Statistics prepared by ASISA, the country's primary authority for insurance savings, show that more than a trillion rand currently sits in unit trust funds in South Africa. This has a major steadying influence on the overall economy, but represents savings by only 5% of the population and all of it from the upper income groups.

"Pension funds also confer overall economic stability, but they're not discretionary for most low income earners who are members and, therefore, don't provide the means for individuals to manage their own financial wealth," Field says.

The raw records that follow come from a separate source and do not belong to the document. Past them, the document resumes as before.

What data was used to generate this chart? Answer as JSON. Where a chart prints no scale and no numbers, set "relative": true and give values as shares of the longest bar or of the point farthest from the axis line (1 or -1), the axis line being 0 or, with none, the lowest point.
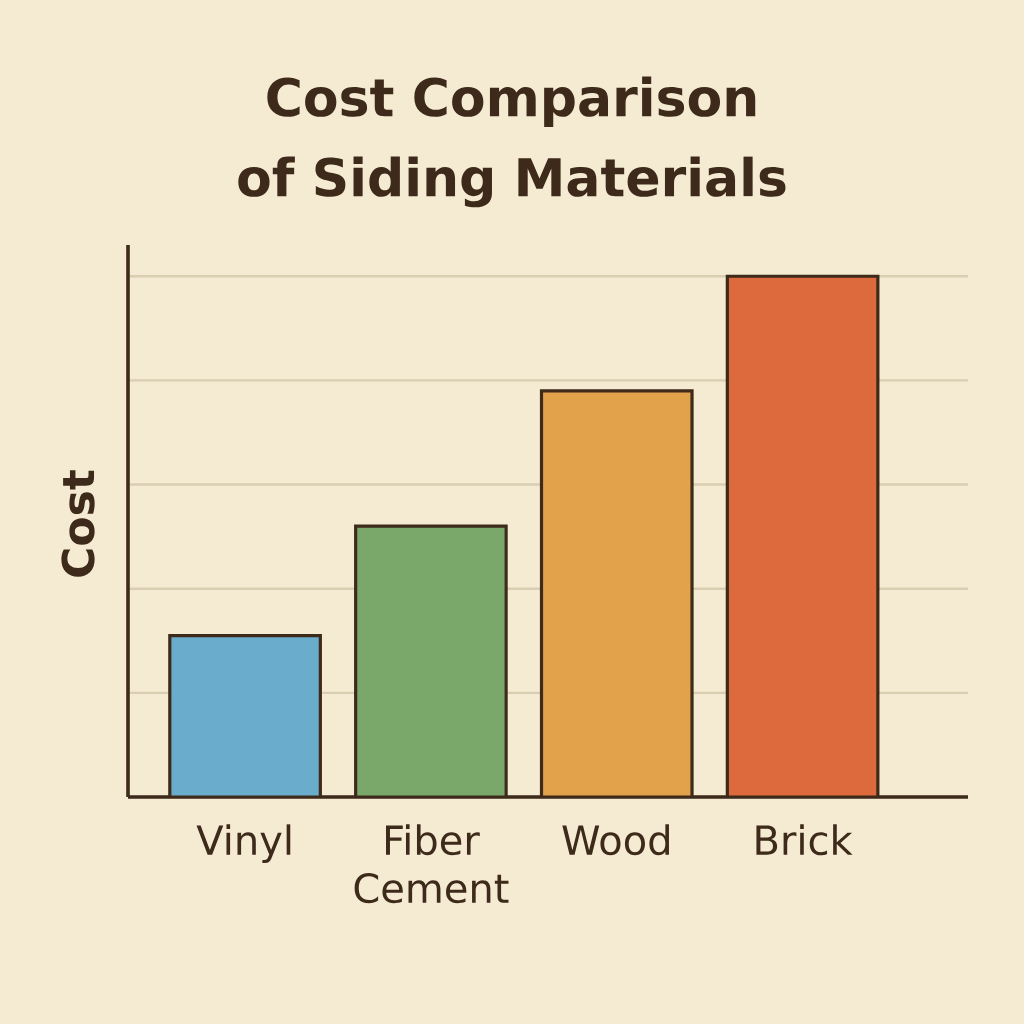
{
  "chart_data": {
    "type": "bar",
    "title": "Cost Comparison of Siding Materials",
    "ylabel": "Cost",
    "categories": [
      "Vinyl",
      "Fiber Cement",
      "Wood",
      "Brick"
    ],
    "values": [
      0.31,
      0.52,
      0.78,
      1
    ],
    "colors": [
      "#6aaccb",
      "#7aa86a",
      "#e2a24c",
      "#dc6a3c"
    ],
    "relative": true,
    "grid": "y"
  }
}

"In an attempt to encourage savings, banks are introducing accounts designed for low income people, but are still adding bank charges that effectively nullify any potential for an individual's wealth to grow. A deposit of R100 will attract bank charges of R5. If the interest earned on that deposit is 5%, then it takes the consumer a year to recover the bank charges, without being able to increase his capital. To make matters worse, with inflation running at 5%, the consumer is actually losing money, not making more of it.

"The only way for an ordinary person's money to make money is through participation in property or the stock market. The least complicated and best performing vehicles for such investments is unit trusts, and there are indeed many unit trusts that allow a deposit as low as R50.

"However, again, the bank charges eliminate any profit. So, for most South Africans, there is no incentive to take an interest in unit trusts."

Field also believes the government's insistence, via SARS, on a tax number being provided by participants in unit trusts - and in any other savings - is a significant administrative burden that, particularly, the poor don't want to shoulder.

"In any case, the vast majority of South Africans earn too little to pay tax, and therefore don't have a tax number. Having to register for a tax number just so that you can participate in unit trusts is hardly worth it, if the bank charges on your deposit wipe out any interest you may earn. And, for those earning slightly more and, therefore, able to deposit, say, R100 000, being taxed on the R1 000 in interest that you would earn at the end of your first year, is most discouraging.

"Fais and Fica impose similar impediments to saving."

Far better, Field believes, is for government to focus on encouraging savings by eliminating the need for a tax number or proof of residential address for deposits below a certain level, and also to put pressure on banks to slash bank charges for savings accounts less than a certain value.

"If we want people to want to save, then we have to offer them an opportunity that isn't simply an alternative to the mattress or coffee tin they're already using to store their money. And only government can bring to bear the moral and policy force to make commercial entities change their approach."

At the other end of the savings spectrum - retirement - Field says government needs to ensure that working South Africans preserve at least a portion of their pension funds when leaving one job for another or being retrenched.

"For people who lose their jobs and struggle to find another one, the pension monies they are able to withdraw help to put food on the table in the short term. So having some of that money available is important.

"What is worrying, however, is that most people will change jobs three or four times during a working life and, at each change, withdraw and spend their entire pension. So, with each new job, they have to start making pension contributions from scratch and, as a consequence, their final pensionable amount shrinks significantly. They then look to the state to support them in their retirement years, which negatively impacts government's capacity to fund transformation in general and service delivery in particular.

"Each person's recklessness with their own pension monies impacts us all. We'd like to see government consolidate the social contract each of us has with all other South Africans by making preservation of a portion of pension monies obligatory. The existing legal structure doesn't have to change; simply the detail.

"We don't have an issue with government's legitimate need to increase the tax base. But we think it would be better, initially, to increase the wealth that could, eventually, be taxed. There'll be time enough to find ways to tax the wealth, once we've actually created it."